Keempat unsur diatas dapat dikatakan sebagai unsur mutlak dalam asuransi, sebab dengan tidak terpenuhinya salah satu unsur tersebut tidak dapat disebut sebagai perjanjian asuransi. Berdasarkan pengertian asuransi pada pasal 246 KUHD dapat disimpulkan bahwa dalam asuransi terdapat 4 unsur yaitu adanya perjanjian, premi, adanya ganti rugi dan adanya suatu peristiwa yang tak tertentu. Selain itu dalam menentukan apakah seorang penanggung menjadi terikat membayar ganti rugi, tidak saja semata-mata ditentukan oleh nyatanya peristiwa yang diperjanjikan telah terjadi dan nyatanya tertanggung telah menderita kerugian.

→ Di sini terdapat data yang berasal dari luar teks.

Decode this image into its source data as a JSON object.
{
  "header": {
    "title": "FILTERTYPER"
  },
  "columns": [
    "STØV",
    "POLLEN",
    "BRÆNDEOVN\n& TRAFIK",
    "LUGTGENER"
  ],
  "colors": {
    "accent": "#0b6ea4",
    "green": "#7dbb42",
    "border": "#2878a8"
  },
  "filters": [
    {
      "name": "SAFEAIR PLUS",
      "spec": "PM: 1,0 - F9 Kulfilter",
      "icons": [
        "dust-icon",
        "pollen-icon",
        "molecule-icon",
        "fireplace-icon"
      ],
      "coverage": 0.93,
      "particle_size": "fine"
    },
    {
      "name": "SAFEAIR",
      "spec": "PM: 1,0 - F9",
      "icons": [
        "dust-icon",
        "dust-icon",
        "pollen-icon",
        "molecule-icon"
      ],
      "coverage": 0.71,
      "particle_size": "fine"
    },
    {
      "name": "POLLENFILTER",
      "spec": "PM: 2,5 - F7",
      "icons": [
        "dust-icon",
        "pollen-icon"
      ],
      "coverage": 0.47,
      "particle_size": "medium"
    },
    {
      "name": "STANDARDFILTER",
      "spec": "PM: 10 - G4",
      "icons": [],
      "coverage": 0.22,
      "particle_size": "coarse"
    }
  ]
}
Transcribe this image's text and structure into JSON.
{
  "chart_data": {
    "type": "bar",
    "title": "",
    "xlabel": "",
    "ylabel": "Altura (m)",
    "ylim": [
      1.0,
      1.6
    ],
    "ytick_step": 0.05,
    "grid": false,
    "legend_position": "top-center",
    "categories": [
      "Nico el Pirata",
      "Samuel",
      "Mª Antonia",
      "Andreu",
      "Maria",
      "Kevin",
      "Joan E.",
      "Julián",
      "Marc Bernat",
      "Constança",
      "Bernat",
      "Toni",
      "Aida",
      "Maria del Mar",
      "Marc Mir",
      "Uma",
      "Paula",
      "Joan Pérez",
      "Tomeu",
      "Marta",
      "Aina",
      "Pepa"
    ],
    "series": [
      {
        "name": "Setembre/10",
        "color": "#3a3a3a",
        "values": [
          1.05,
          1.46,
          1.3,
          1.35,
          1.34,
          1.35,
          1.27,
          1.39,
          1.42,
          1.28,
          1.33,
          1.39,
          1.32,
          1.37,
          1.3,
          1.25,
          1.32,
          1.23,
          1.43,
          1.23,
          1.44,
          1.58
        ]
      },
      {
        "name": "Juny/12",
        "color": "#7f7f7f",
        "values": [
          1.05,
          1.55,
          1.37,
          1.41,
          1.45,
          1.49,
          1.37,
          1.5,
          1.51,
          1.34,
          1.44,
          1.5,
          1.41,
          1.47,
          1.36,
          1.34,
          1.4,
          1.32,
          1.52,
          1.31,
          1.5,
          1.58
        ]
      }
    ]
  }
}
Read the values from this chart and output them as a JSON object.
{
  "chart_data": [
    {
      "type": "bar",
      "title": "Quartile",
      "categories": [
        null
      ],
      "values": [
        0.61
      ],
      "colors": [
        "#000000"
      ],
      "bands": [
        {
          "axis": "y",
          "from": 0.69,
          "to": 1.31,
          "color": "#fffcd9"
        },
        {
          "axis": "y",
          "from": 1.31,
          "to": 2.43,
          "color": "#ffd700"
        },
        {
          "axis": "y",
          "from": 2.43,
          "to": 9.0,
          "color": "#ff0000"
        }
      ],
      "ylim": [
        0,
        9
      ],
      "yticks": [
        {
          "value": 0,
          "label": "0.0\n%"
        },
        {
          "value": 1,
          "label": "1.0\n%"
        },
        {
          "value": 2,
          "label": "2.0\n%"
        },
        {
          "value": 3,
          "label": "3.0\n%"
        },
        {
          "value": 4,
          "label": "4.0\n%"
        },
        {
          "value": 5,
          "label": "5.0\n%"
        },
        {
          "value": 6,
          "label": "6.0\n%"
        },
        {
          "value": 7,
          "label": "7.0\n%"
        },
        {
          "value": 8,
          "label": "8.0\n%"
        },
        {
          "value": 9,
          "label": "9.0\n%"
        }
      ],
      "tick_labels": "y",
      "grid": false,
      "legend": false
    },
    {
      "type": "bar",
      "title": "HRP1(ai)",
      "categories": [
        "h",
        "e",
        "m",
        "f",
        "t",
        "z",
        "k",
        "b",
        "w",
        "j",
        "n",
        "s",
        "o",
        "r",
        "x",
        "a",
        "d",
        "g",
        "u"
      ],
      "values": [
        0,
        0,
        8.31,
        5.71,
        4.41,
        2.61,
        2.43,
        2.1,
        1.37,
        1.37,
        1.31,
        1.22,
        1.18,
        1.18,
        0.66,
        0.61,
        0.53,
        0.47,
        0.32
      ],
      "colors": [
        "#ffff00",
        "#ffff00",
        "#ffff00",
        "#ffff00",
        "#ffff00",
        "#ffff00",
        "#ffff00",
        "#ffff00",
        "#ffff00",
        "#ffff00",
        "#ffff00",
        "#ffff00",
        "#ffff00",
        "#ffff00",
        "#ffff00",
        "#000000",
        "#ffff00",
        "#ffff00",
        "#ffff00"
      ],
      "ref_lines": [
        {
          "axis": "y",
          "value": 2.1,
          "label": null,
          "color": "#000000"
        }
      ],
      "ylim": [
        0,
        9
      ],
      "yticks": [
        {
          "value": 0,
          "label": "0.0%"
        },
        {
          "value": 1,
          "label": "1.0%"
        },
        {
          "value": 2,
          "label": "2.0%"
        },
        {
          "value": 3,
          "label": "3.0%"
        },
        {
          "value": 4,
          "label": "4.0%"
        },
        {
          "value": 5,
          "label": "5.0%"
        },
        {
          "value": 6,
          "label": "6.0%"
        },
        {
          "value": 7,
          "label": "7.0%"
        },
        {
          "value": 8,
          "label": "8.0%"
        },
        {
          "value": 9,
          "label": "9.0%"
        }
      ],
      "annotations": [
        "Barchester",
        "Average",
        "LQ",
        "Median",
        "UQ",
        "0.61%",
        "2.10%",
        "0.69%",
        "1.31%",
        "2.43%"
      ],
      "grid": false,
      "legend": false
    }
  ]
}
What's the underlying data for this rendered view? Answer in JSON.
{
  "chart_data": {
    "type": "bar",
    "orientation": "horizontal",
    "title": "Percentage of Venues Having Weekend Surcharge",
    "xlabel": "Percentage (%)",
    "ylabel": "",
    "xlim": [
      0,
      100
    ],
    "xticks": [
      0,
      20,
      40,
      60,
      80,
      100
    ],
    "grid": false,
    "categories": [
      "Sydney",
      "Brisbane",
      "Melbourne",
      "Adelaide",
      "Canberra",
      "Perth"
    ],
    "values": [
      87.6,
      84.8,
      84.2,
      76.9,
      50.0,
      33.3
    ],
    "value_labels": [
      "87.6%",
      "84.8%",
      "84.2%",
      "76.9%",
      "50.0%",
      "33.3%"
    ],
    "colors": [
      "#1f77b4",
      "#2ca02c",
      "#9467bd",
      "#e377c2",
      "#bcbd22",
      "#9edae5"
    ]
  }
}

Untuk itu masih ditentukan lagi oleh beberapa faktor yang berpengaruh, umumnya faktor-faktor itu meliputi :
1.      Bagaimana dengan peristiwa yang diperjanjikan?
2.      Sampai seberapa jauh causa terjadinya kerusakan dihubungkan dengan peristiwa yang diperjanjikan ?
3.      Apakah bahaya datangnya dari luar atau dari dalam barang sendiri ?
4.      Adakah kesalahan tertanggung ?
5.      Hal-hal yang memberatkan resiko penanggung sudahkah diberitahukan tertanggung?

Sejarah hukum asuransi
1.    Zaman Kebesaran Yunani
Menurut Mr.H.J. Scheltema dalam bukunya “verzekeringsrecht” halaman 3 diceritakan oleh Aristoteles, pada zaman Yunani dibawah pemerintahan Iskandar Zulkarnain (Alexander yang Agung) 356-323 SM ada seorang Menteri Keuangan bernama Antimenes yang pada saat itu mengalami kesulitan keuangan. Pada saat itu ada sekumpulan budak belian dibawah pengawasan tentara, mereka itu kepunyaan beberapa orang kaya di Yunani. Menteri keuangan Antimenes tersebut mengusulkan kepada para pemilik budak belian tersebut agar mereka mendaftarkan budak – budak miliknya dan membayarkan sejumlah uang setiap tahunnya kepada Antimenes dengan suatu perjanjian apabila ada diantara budak yang sudah didaftarkan tersebut melarikan diri, Antimenes akan menangkap budak tersebut atau membayarkan sejumlah uang kepada si pemilik budak seharga jual beli dari budak tersebut.
Ternyata dengan idenya tersebut Antimenes mendapatkan sejumlah besar uang seperti uang premi dalam asuransi pada masa kini dan yang lebih penting dia mendapatkan uang yang ia butuhkan pada waktu itu. Namun demikian dia juga memikul risiko bahwa dikemudian hari ia mungkin harus membayar sejumlah uang seharga jual beli budak kepada pemilik budak apabila ada diantara budak itu yang melarikan diri. Perjanjian yang terjadi antara Antimenes dengan para pemilik budak belian ini pada pokoknya sama dengan perjanjian asuransi atau pertanggungan.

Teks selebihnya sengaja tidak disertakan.